The fixed-dose model, requiring no adjustment for age or body weight, carries distinct CMC implications. Unlike weight-tiered dosing strategies common in paediatric gene therapy, a single dose specification across a wide patient range demands tightly controlled vector genome titre consistency and robust comparability data across manufacturing lots. The CHMP opinion is supported by data from the registrational Phase III STEER study, the Phase IIIb STRENGTH study, and the Phase I/II STRONG study. In STEER, Itvisma demonstrated a statistically significant 2.39-point improvement on the Hammersmith Functional Motor Scale (HFMSE) versus 0.51 points for sham at a p-value of 0.0074, with effects sustained over 52 weeks. Results from STEER and STRENGTH were published in Nature Medicine.

Clinical context matters for QA and regulatory teams interpreting the benefit-risk profile.
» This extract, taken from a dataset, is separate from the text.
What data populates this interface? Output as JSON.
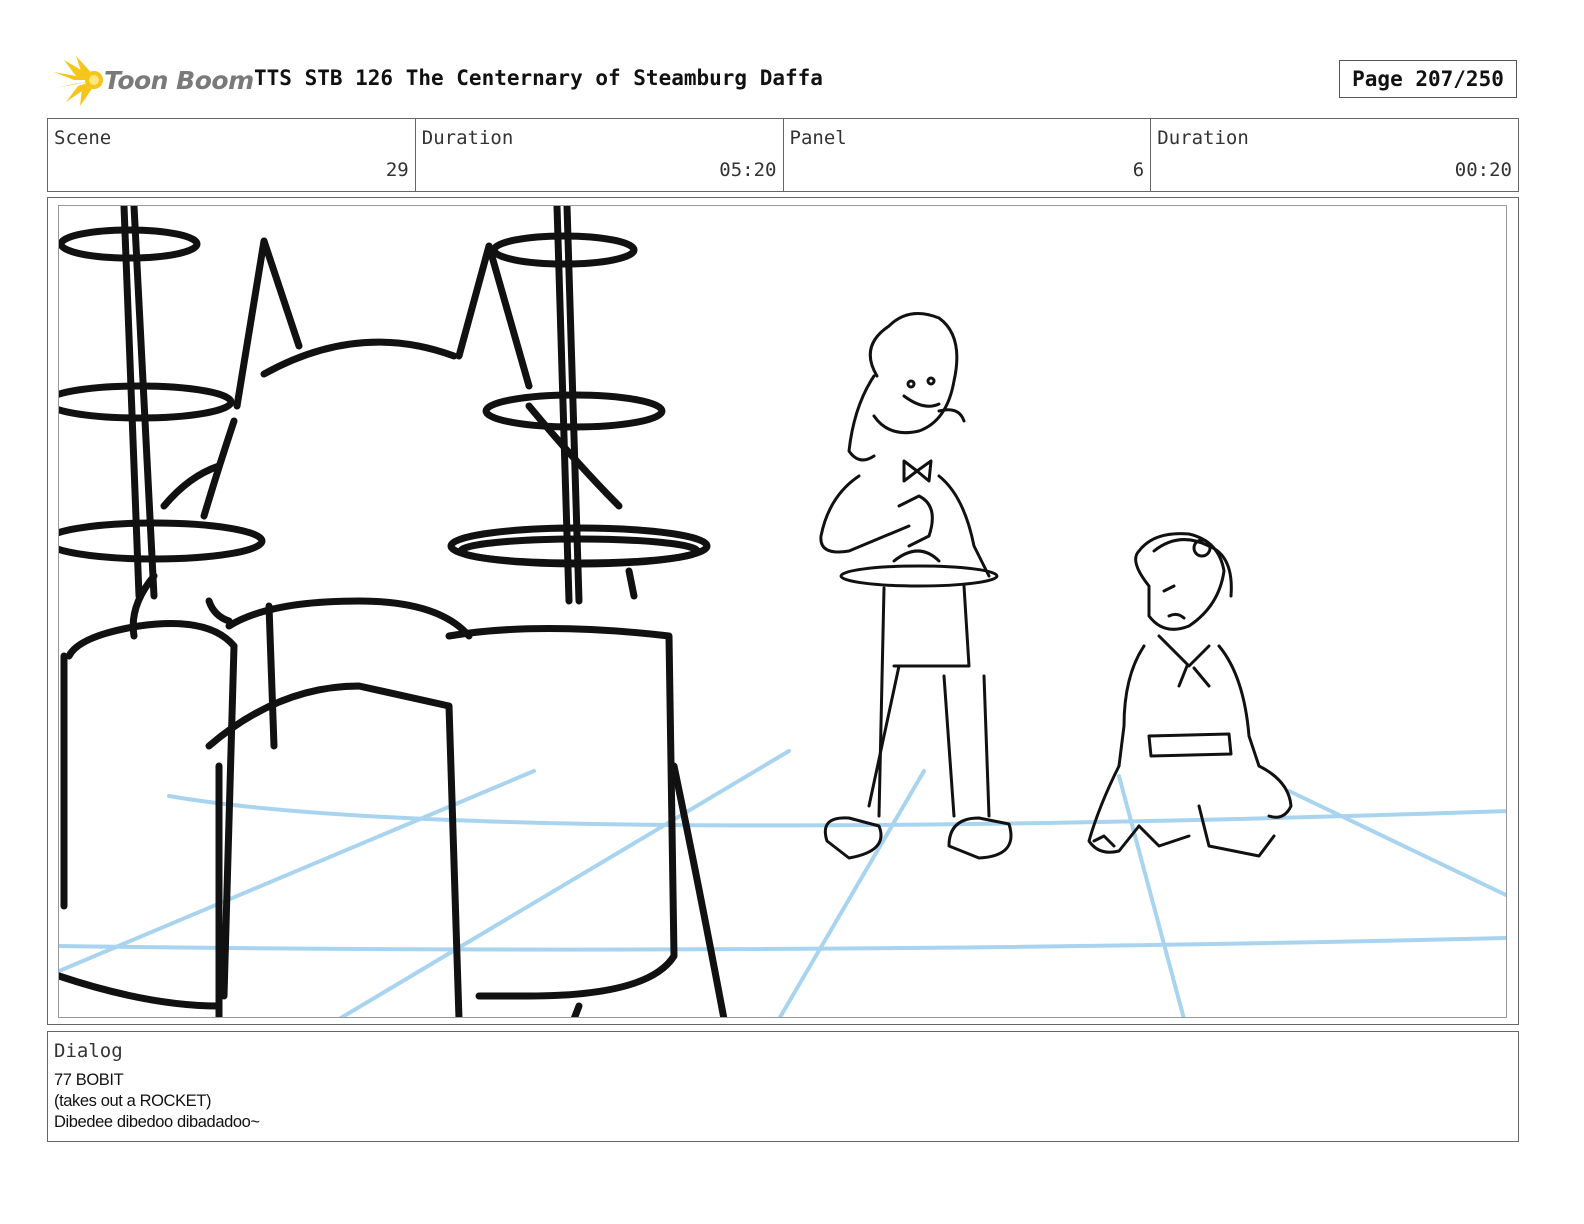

Professor Tim Hagenacker of University Hospital Essen noted that even a one-point difference on the HFMSE can translate into tangible functional gains, such as the ability to grasp a pen, underscoring the sensitivity of the scale in a progressive neuromuscular disease where preserving existing motor function is a primary therapeutic goal. The STEER and STRENGTH studies demonstrated clinically meaningful benefit for both treatment-naive and pre-treated patients, a finding with direct implications for labelling scope and post-authorisation effectiveness commitments.

The CHMP opinion follows Zolgensma's established role in infants and young children with SMA, and Novartis has positioned Itvisma as an extension of that portfolio to older patients. The European Commission is expected to issue a final decision within approximately two months of the CHMP recommendation. Regulatory affairs and manufacturing teams tracking EU gene therapy precedents should monitor the EC decision timeline and any conditions attached to the marketing authorisation, particularly around pharmacovigilance obligations and risk management plan requirements for a one-time gene replacement administered intrathecally at scale.